I'm glad they've brought it back. Many many women create the same thing by taking Unisom and B6 and that has proven safe as well. I'm one who did. In both my pregnancies I needed it in order to keep from loosing weight. It kept the nausea at bay. It didn't go away but it got good enough that I was able to eat enough to not loose weight. I didn't feel well enough to actually gain weight either, but it helped.
It actually worked better for me than zofran. My problem was the nausea itself, not the vomiting. I couldn't make myself eat enough to maintain my weight with the constant nausea. Though I rarely vomited (perhaps once a week). Zofran prevents vomiting, but had no effect on my nausea.
Yeah, the Unisom/B6 combo made me sleepy. But, you build up a bit of a tolerance to the sleep effects and do the best you can.

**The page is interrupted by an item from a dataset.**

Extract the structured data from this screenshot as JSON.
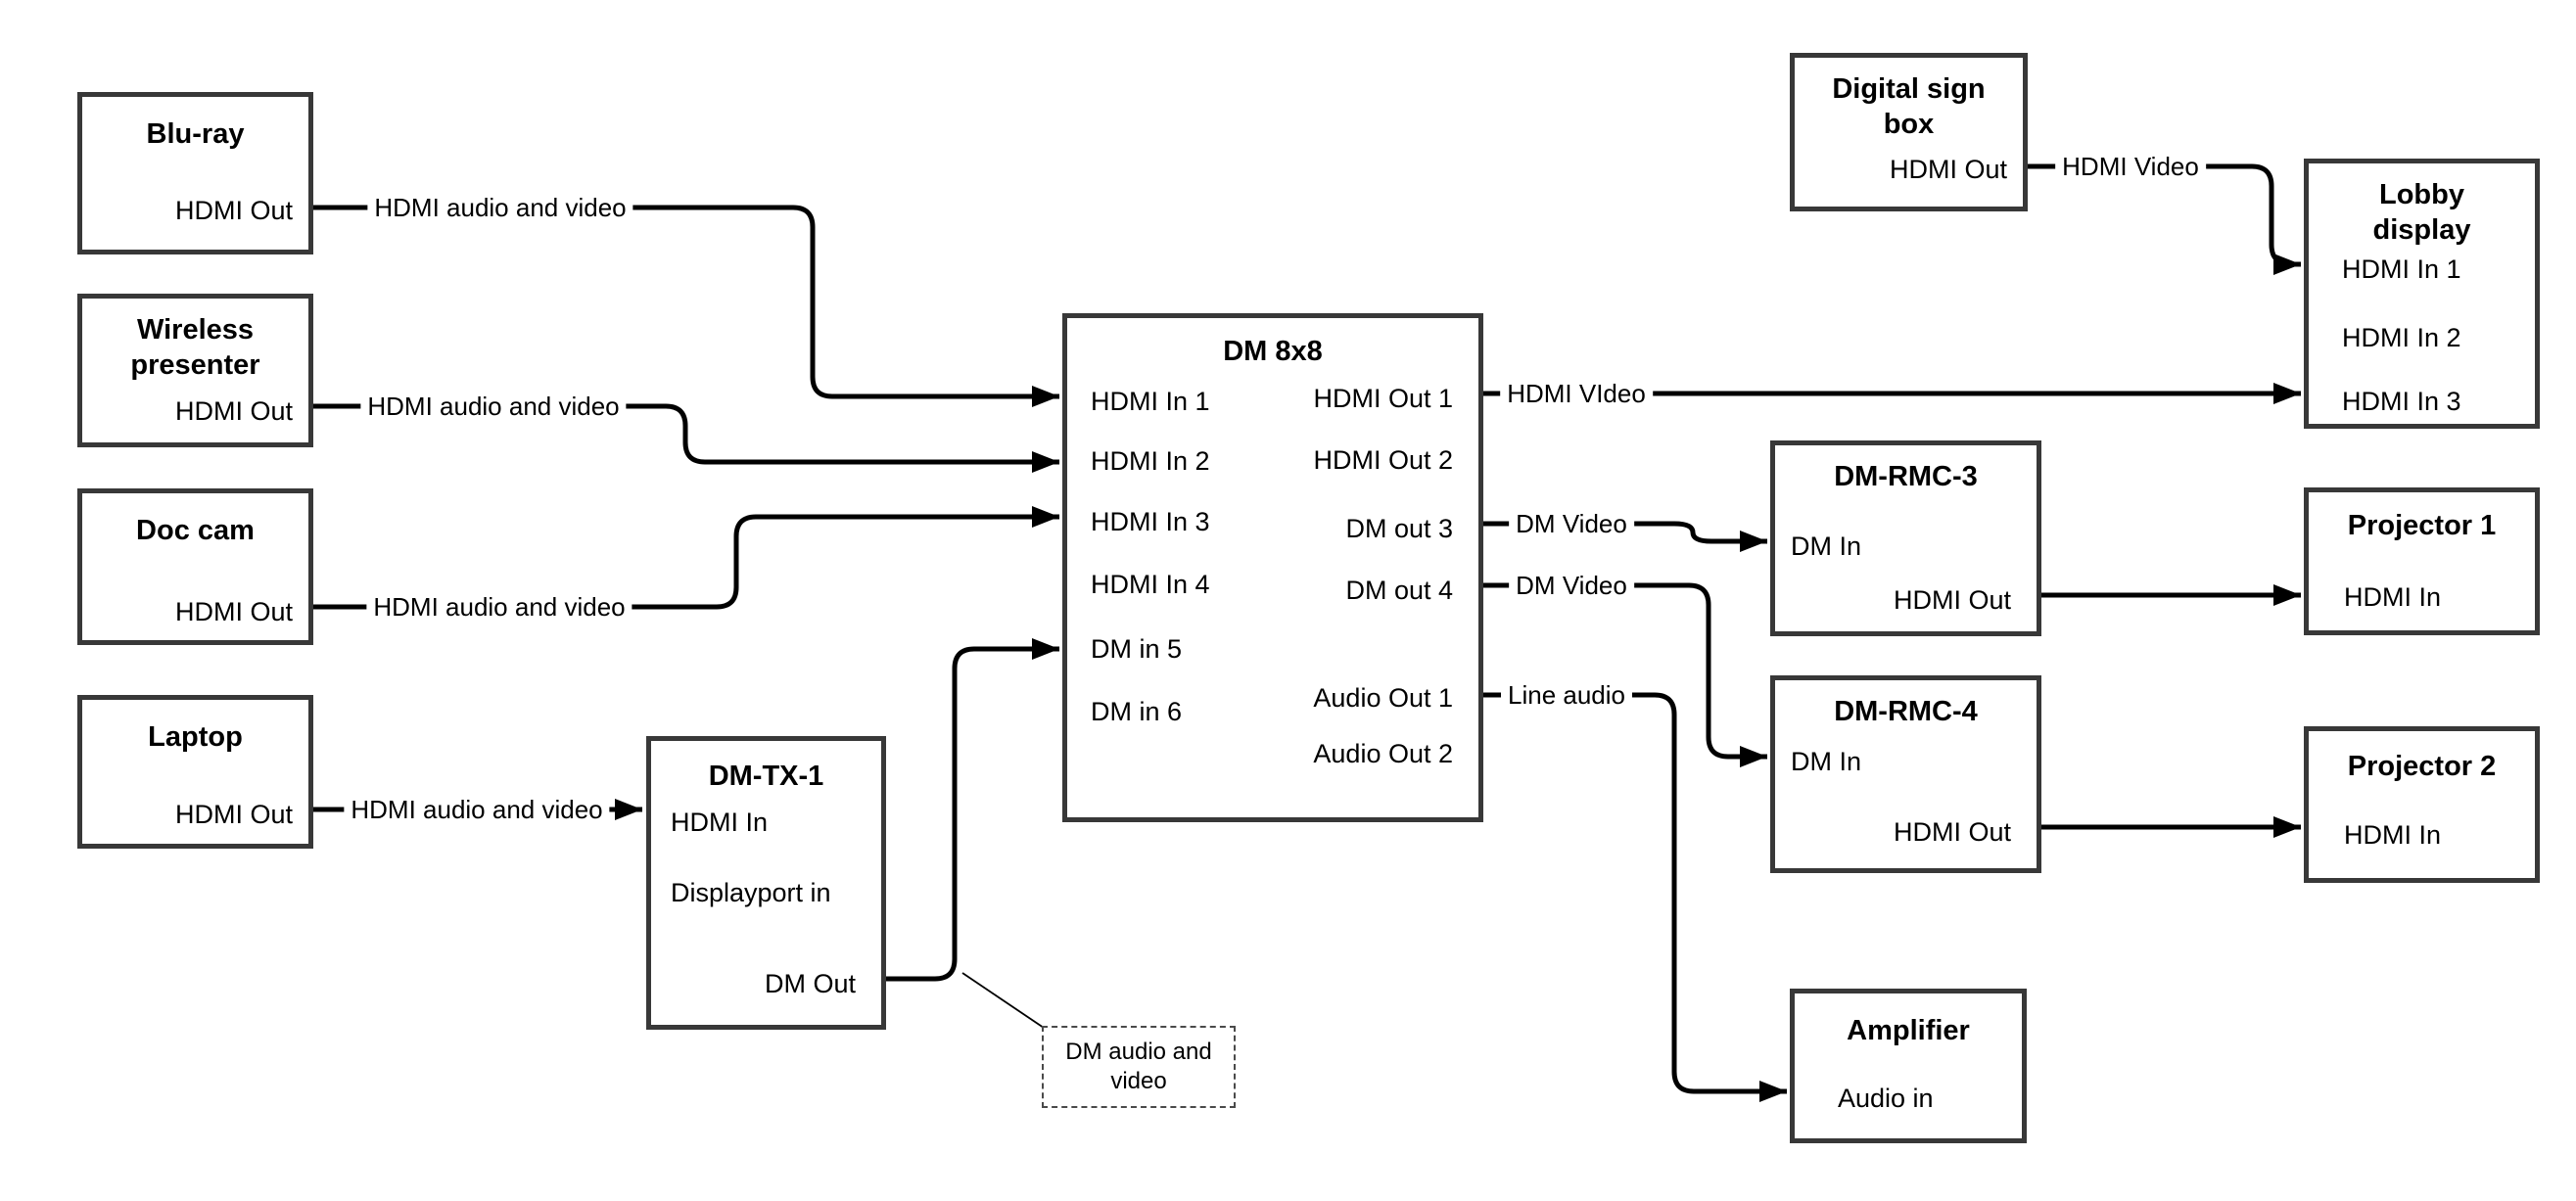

I predict that sales of Diclectin will drop up here in Canada now that American mothers can get their meds locally. I've used it, and was glad to have an option that had been around so long and was unlikely to have undiscovered side-effects.
I took Diclectin with my second and it was awesome. It's considered safer than Tylenol here in Canada. I would take it again in a heartbeat.
Yes it makes you bit drowsy but you are supposed to start it at a time that your body can get used to the side effects before resuming your normal schedule... Like a long weekend or similar :)
I don't know... I've never been diagnosed with hypermesis but I do have pretty severe morning sickness and acid reflux which has very often resulted in continuous painful vomiting. I have done different things which help somewhat, including a gluten-free diet (I didn't do it specifically for that but started between my 5th and 6th and it was the only thing I can think of that I changed and had drastically less 1st and 2nd trimester ms), ginger pills, prenatals high in b vitamins, eating enough protein, herbal remedies, etc... I took one single zofran this last time and woke up the next morning with the worst migraine I have ever had in my life. (Yeah, the nurse tells my hubby that headaches are a side effect as it is going down my throat.) Anyway, I have taken class c drugs during pregnancy before I believed the risks of not taking them at the time were worse.
Both of the component drugs (doxylamine, an antihistamine, and pyridoxine, a B vitamin) are category A to start with so having the combo drug also be category A isn't too surprising.
I don't get morning sickness--I just feel icky all the time--but I would take medication for it if I had to.